Помялся, прокашлялся, потянул руку – не к Бурину для прощального пожатия, а в собственный карман за носовым платком с драной радугой. Вытереть пот.

Лишь затем попрощался. Рука слабая, липкая; у Мартынова руки, если и дрожат, то с перепоя, но он и тогда не выкручивает ими нос. Мартынов знает, что при выкручивании носа тот распухнет. Как язык у критика Невягина – схватившая нос рука станет от него отодвигаться, но нос все увеличивается, распухает и в конце концов доходит до того, что руке отодвигаться уже некуда: нос занимает собой всю комнату и, прижав руку к стене, он ее об эту стену и расплющивает.

Мартынову этого не нужно; он курит у себя на кухне не так давно прочищенный кальян и вспоминает историю о том, как в саратовский детский дом приезжало шоу лилипутов.

Они ходили перед детьми колесом, показывали слегка непристойные фокусы и, передразнивая узнаваемых детдомовцами ослов, свиней и дикобразов, громко распевали безобидные частушки.

Дети радовались, благодарно хлопали в ладоши и звали лилипутов приезжать еще.

На следующий день шоу приехало снова.

Радости от их визита заметно поубавилось, но лилипутов подобная смена отношения не остановила.

Они приезжали и на третий день, и на четвертый, и на пятый. И на шестой, и на седьмой, и на восьмой. Но, когда они навестили детский дом в девятый раз, детям не оставалось ничего другого, кроме как инициировать жесточайшую драку.

Дети дрались с лилипутами весь вечер и всю ночь, и лишь под утро выбили у них обещание никогда их больше не навещать.

Слово лилипуты сдержали.

Мартынову вспоминаются врезавшиеся в память моменты, имевшие место и лично с ним – несколько лет назад в промерзлых сумерках центральные районы его города были заклеены фотографиями улыбающегося Иисуса.

Свергнутые ханы Тартарии раздавали мед диких пчел сексуальным террористкам из Подлипок, распевавшим во всемирном хоре Юнеско, и из каждой витрины на прохожих взирали плакаты «Ему – 2000 лет! Вы узнали это лицо?». Если вы его узнавали, вам разрешалось загадать желание.

Мартынов с умной импульсивной брюнеткой шел по ежедневно обновляющемуся снегу и, признаваясь в сочувствии ко всему женскому роду, спросил у нее:

– Тебе чего загадать?

– Это твое желание, Мартынов. – ответила она – Желай себе.

– А как же ты? – заволновался Мартынов. – Ты же его не узнала.

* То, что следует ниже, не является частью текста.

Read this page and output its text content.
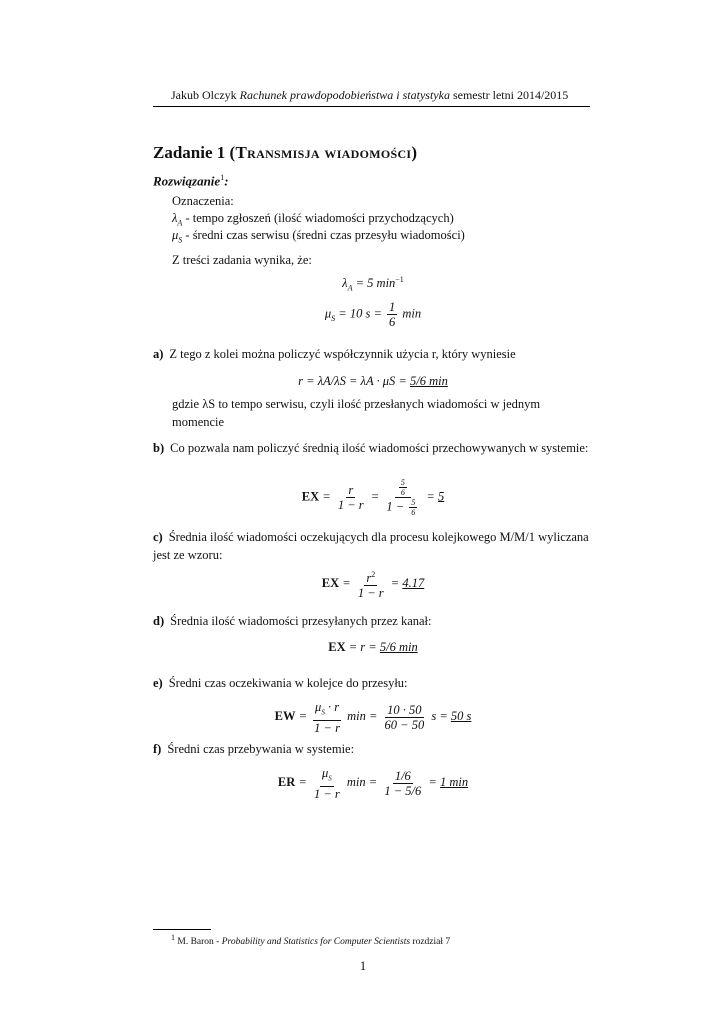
Jakub Olczyk Rachunek prawdopodobieństwa i statystyka semestr letni 2014/2015
Zadanie 1 (Transmisja wiadomości)
Rozwiązanie$^1$:
Oznaczenia:
$\lambda_A$ - tempo zgłoszeń (ilość wiadomości przychodzących)
$\mu_S$ - średni czas serwisu (średni czas przesyłu wiadomości)
Z treści zadania wynika, że:
$\lambda_A = 5$ $\min^{-1}$
$\mu_S = 10$ $s = \frac{1}{6}$ min
a) Z tego z kolei można policzyć współczynnik użycia r, który wyniesie
r = λA/λS = λA · μS = 5/6 min
gdzie λS to tempo serwisu, czyli ilość przesłanych wiadomości w jednym momencie
b) Co pozwala nam policzyć średnią ilość wiadomości przechowywanych w systemie:
EX = $\frac{r}{1 - r} = \frac{\frac{5}{6}}{1 - \frac{5}{6}} = 5$
c) Średnia ilość wiadomości oczekujących dla procesu kolejkowego M/M/1 wyliczana jest ze wzoru:
EX = $\frac{r^2}{1 - r} = 4.17$
d) Średnia ilość wiadomości przesyłanych przez kanał:
EX = r = 5/6 min
e) Średni czas oczekiwania w kolejce do przesyłu:
EW = $\frac{\mu_S \cdot r}{1 - r}$ $\min = \frac{10 \cdot 50}{60 - 50}$ s = 50 s
f) Średni czas przebywania w systemie:
ER = $\frac{\mu_S}{1 - r}$ $\min = \frac{1/6}{1 - 5/6} = 1$ min
$^1$ M. Baron - Probability and Statistics for Computer Scientists rozdział 7
1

Я не знаю никого, кому это было бы легче чем тебе, но ты его не узнала. Ведь нет?

– Мне и так хорошо, – хладнокровно сказала она.

– Со мной? – спросил Мартынов.

– Замолчи.

– Тебе страшно признаться? Но ты можешь признаться молча, вообще без слов, сегодня же такой день…

– Помолчи, Мартынов, – сказала она, – мне хорошо, а ты помолчи.

– Но мне… что мне делать помимо того, что молчать?

– Живи светом и не ставь в будущей битве на черное – катись по полю и ни о чем не думай.

 

Явно посмотрев за горизонт, она чуть виновато улыбнулась и из ее глаз посыпались отрешенные снежинки.

– Не бойся, Мартынов, – сказала она. – Оно не минное.

Если бы какая-нибудь нездешняя мадам сказала это Седову, он бы проворчал: «если оно не минное, ступай по нему первой. Я шаг в шаг за тобой. Отстану – не обижайся. Серое солнце взошло уже слишком высоко».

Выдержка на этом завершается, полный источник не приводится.